[293] Sidon, or in Hebrew Tsidon (fortress), is called in Gen. x. 15, 19 the firstborn son of Canaan, i.e. it was the first city founded by the Canaanites or Phoenicians. It lay about twenty miles south of Tyre, on a small promontory two miles south of the river Bostremus. We read in Homer that it was famous for its embroidered robes and metal utensils, and from other ancient writers we find that it manufactured glass and linen and also prepared dyes. Before the time of David it fell under the rule of Tyre; but when Shalmaneser, king of Assyria, invaded Phoenicia, it revolted from Tyre and submitted to the invader. It was governed by its own kings under the Babylonian and Persian empires; and under the latter power it reached its highest prosperity, surpassing Tyre in wealth and importance. In the expedition of Xerxes against Greece, the Sidonians furnished the best ships in the whole fleet, and their king obtained the highest place under Xerxes in the council. But they revolted against Ochus, king of Persia, and being betrayed to him by their own king Tennes, they burnt their city and ships. It is said that 40,000 persons perished in the fire and by the sword, B.C. 351. (Diodorus, xvi. 43-45). No doubt this barbarous treatment of Ochus induced the Sidonians to take the side of Alexander. The city was already built and again flourishing when that king appeared on the scene. Near the site of the ancient city is the present town of Saida, with a population of about 5,000. Cf. Homer (Iliad, vi. 289; xxiii. 741); Lucan, iii. 217.

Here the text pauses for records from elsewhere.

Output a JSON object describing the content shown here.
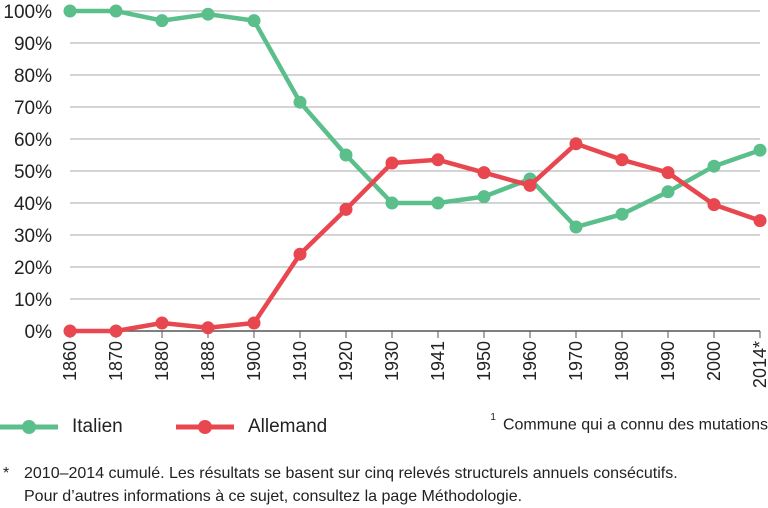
{
  "chart_data": {
    "type": "line",
    "title": "",
    "xlabel": "",
    "ylabel": "",
    "ylim": [
      0,
      100
    ],
    "y_ticks": [
      "0%",
      "10%",
      "20%",
      "30%",
      "40%",
      "50%",
      "60%",
      "70%",
      "80%",
      "90%",
      "100%"
    ],
    "categories": [
      "1860",
      "1870",
      "1880",
      "1888",
      "1900",
      "1910",
      "1920",
      "1930",
      "1941",
      "1950",
      "1960",
      "1970",
      "1980",
      "1990",
      "2000",
      "2014*"
    ],
    "grid": true,
    "legend_position": "bottom-left",
    "series": [
      {
        "name": "Italien",
        "color": "#5bbf8c",
        "values": [
          100,
          100,
          97,
          99,
          97,
          71.5,
          55,
          40,
          40,
          42,
          47.5,
          32.5,
          36.5,
          43.5,
          51.5,
          56.5
        ]
      },
      {
        "name": "Allemand",
        "color": "#e8474f",
        "values": [
          0,
          0,
          2.5,
          1,
          2.5,
          24,
          38,
          52.5,
          53.5,
          49.5,
          45.5,
          58.5,
          53.5,
          49.5,
          39.5,
          34.5
        ]
      }
    ]
  },
  "footnote_marker": "1",
  "footnote_text": "Commune qui a connu des mutations",
  "note_marker": "*",
  "note_lines": [
    "2010–2014 cumulé. Les résultats se basent sur cinq relevés structurels annuels consécutifs.",
    "Pour d’autres informations à ce sujet, consultez la page Méthodologie."
  ]
}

[294] At Sidon, Alexander deposed the reigning king Strato, a friend of the Persians; and a poor man, named Abdalonymus, distantly related to the regal family, was put into his place (Curtius, iv. 3, 4). Diodorus (xvii. 47) tells the same story, but applies it to Tyre, probably by mistake.

[295] The Hebrew name for Tyre is Tsor (rock). In Isa. xxiii. 4 it is called the fortress of the sea; and in ver. 8, “Tsor, the crowning one,” because Tyre gave rulers to the Phoenician cities and colonies. Valuable information about the power, trade, and customs of Tyre is derived from Ezek. xxvi-xxviii.; and we learn the fact that she employed mercenaries like her colony Carthage (Ezek. xxvii. 10, 11). In the classical writers the name is corrupted into Tyrus, and sometimes into Sarra. Tyre was unsuccessfully besieged for five years by Shalmaneser. It was also besieged for thirteen years by Nebuchadnezzar, and in the end an alliance was formed, by which the Tyrians retained their own king as a vassal of the king of Babylon. This arrangement was continued under the kings of Persia.

[296] Curtius (iv. 7) tells us that the envoys also brought to Alexander a golden wreath, together with abundant supplies for his army.

[297] This king must have brought home his ships for the defence of Tyre, for he was in the city when it was captured. See chap. 24.

[298] The Phoenician god Melkarth (lord of the city), whom the Syrians called Baal (lord), was supposed to be identical with the Grecian Heracles, or Hercules, who was the mythical ancestor of the Macedonian kings. Curtius (iv. 7) tells us that Alexander affirmed he had been ordered by an oracle to sacrifice in Tyre to Heracles. Gesenius informs us that a Maltese inscription identifies the Tyrian Melkarth with Heracles.

[299] Who was the son of Labdacus.

[300] See Herodotus, ii. 43, 44.

[301] The district comprising all the south-west of Spain outside the pillars of Heracles, or Straits of Gibraltar, was called Tartessis, of which the chief city was Tartessus. Here the Phoenicians planted colonies, one of which still remains under the name of Cadiz. The Romans called the district Baetica, from the principal river, the Baetis or Guadalquivir. The Hebrew name for this region is Tarshish, of which Tartessus is the Greek form. Tarshish was the station for the Phoenician trade with the West, which extended as far as Cornwall. The Tyrians fetched from this locality silver, iron, lead, tin, and gold (Isa. xxiii. 1, 6, 10, lxvi. 19; Jer. x. 9; Ezek. xxvii. 12, xxxviii. 13). Martial, Seneca, and Avienus, the first two of whom were Spaniards, understood Tartessus to stand for the south-west of Spain and Portugal. The word Tarshish probably means sea-coast, from the Sanscrit tarischa, the sea. Ovid (Met., xiv. 416); Martial, viii. 28; Silius, xiii. 673.

[302] Of Miletus. Herodotus knew his writings well, but they have not come down to us. See Herod. (ii. 143; v. 36 and 125).